What is the most important advice you give to parents for raising body confident kids?
A great piece of advice for parents that they can do right now, is to not body shame yourself or other people in front of kids. When we say negative things about bodies in front of children, what they end up hearing is: “I won’t love you if you look like that.” This fear of loss of love is hardwired in all of us, but it is especially strong in children because kids depend on adults for survival (i.e. food, shelter, clothing, education, love, etc.). So children will do almost anything to not lose a parent’s love, even change their bodies. Instead, saying to a child, “I will always love you no matter what your body looks like,” can be one of the most loving and safe phrases they will ever hear.
What is an important lesson you’ve learned over the years?

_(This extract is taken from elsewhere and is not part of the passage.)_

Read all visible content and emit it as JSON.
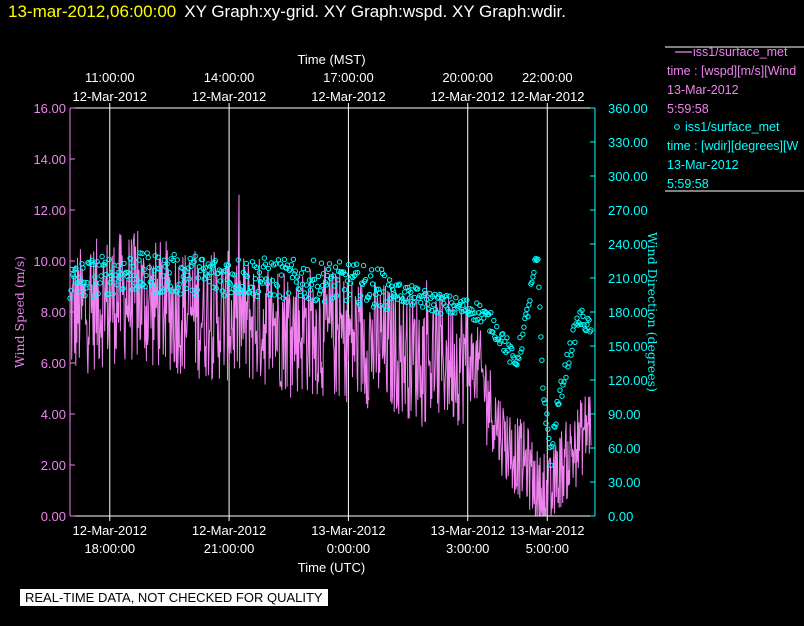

You’re going to make mistakes. You’re not going to get it right 100% of the time, but you can’t let that stop you. Remember that every important life lesson comes from a mistake, and you can’t get better and change course unless you hit a wall. Don’t forget why you started the work you do to begin with, and remember your passion. I will never forget how my eating disorder nearly ruined my life, because every day these memories drive my passion and navigate my work. And when advocating for groups you might not necessarily fall into category with, the best thing you can do is listen and not lead if you come to an experience that’s not your own. Amplify the voices who have been impacted. Because every body has a story, and every story deserves to be heard.
What makes you feel powerful?
Human connection. Getting to that A-HA moment with a group of people, is such a beautiful thing. And maybe I’m not looking for actual power. I’m not trying to be strong and powerful, I’m trying to create conversations and empathetic spaces where we solve problems. I want to learn from others’ experiences and mistakes, and I want to help this generation protect future generations through love and education. I don’t want children to go through what I did, and together I know we can change this world.